I numeri della crisi
L’analisi di Figliucci parte dai dati strutturali: un “disavanzo che supera i 5 milioni di euro”, con circa “1,5 milioni ancora da recuperare”. Risorse che, di fatto, “vengono sottratte al miglioramento dei servizi per coprire i debiti del passato”. Ma il dato più “preoccupante” riguarda la “capacità del Comune di trasformare le previsioni in moneta sonante”. “Il Comune riesce a incassare solo il 32% delle entrate previste e appena il 12% di quelle proprie”, spiega il consigliere.
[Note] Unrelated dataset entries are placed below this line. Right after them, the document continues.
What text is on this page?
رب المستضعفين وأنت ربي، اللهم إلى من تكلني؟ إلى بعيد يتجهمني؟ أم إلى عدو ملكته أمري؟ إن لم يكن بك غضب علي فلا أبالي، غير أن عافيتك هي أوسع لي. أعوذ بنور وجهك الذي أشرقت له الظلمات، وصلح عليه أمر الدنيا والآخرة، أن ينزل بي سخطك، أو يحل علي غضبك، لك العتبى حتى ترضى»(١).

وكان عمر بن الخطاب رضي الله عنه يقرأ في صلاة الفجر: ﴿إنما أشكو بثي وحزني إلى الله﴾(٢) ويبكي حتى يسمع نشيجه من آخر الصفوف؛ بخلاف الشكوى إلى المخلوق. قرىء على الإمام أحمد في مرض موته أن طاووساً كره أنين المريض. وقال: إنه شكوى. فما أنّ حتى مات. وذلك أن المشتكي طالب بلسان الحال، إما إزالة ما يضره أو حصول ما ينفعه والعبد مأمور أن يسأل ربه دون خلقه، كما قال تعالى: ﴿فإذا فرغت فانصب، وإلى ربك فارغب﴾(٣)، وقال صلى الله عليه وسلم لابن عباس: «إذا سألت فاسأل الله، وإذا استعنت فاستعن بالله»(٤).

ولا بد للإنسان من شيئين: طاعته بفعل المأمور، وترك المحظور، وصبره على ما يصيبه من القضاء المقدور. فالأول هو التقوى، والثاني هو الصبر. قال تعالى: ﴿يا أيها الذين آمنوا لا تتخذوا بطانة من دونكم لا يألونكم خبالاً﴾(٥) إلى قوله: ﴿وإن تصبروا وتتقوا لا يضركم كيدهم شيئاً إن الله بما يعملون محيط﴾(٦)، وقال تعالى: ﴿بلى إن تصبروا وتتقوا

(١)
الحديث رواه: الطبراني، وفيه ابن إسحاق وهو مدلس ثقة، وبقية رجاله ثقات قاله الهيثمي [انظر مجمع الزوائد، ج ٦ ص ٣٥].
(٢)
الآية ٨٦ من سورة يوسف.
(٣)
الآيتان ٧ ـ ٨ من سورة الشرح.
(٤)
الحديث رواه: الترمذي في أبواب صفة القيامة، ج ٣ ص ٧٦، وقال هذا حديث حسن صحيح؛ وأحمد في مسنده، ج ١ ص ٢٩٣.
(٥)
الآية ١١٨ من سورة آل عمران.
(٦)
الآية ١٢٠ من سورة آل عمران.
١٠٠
In termini pratici, su “100 euro messi a bilancio, nelle casse ne entrano realmente poco più di dieci quando si tratta di risorse dirette dell’ente”. Una “fragilità” confermata dall'”accantonamento di oltre un milione di euro nel Fondo crediti di dubbia esigibilità, segno che l’amministrazione stessa è consapevole della difficoltà di riscossione”.
Tasse al massimo e investimenti in picchiata
Secondo l’esponente di opposizione, il “peso di questa gestione ricade direttamente sui cittadini”, che “devono già sopportare l’IMU fissata all’aliquota massima. Nonostante l’alta pressione fiscale, i margini di manovra appaiono strettissimi: la spesa corrente divora oltre 8,7 milioni di euro, lasciando le briciole allo sviluppo”. Il dato sugli investimenti descrive, per Figliucci, una “parabola discendente che nega ogni prospettiva di crescita: si passa dai 1,5 milioni del 2026 ai soli 300 mila euro previsti per il 2028. Meno investimenti significa meno lavori pubblici e meno opportunità per il territorio”, incalza il consigliere.
L’assenza di programmazione
Al quadro economico si aggiungono le “piaghe” burocratiche e organizzative: un Piano Strutturale Comunale (PSC) fermo da ben 16 anni, un patrimonio immobiliare che non produce valore e una cronica carenza di personale che indebolisce il controllo del territorio. “Viene spontaneo chiedersi – conclude Figliucci – se questo bilancio dia una visione di futuro o se serva solo a tenere in piedi una situazione già fortemente compromessa. Il problema non è solo economico, ma politico e organizzativo. Serve un confronto serio e onesto: il bilancio riguarda la vita quotidiana di tutti, le opere che non si fanno e le possibilità di sviluppo che il paese non riesce a darsi”.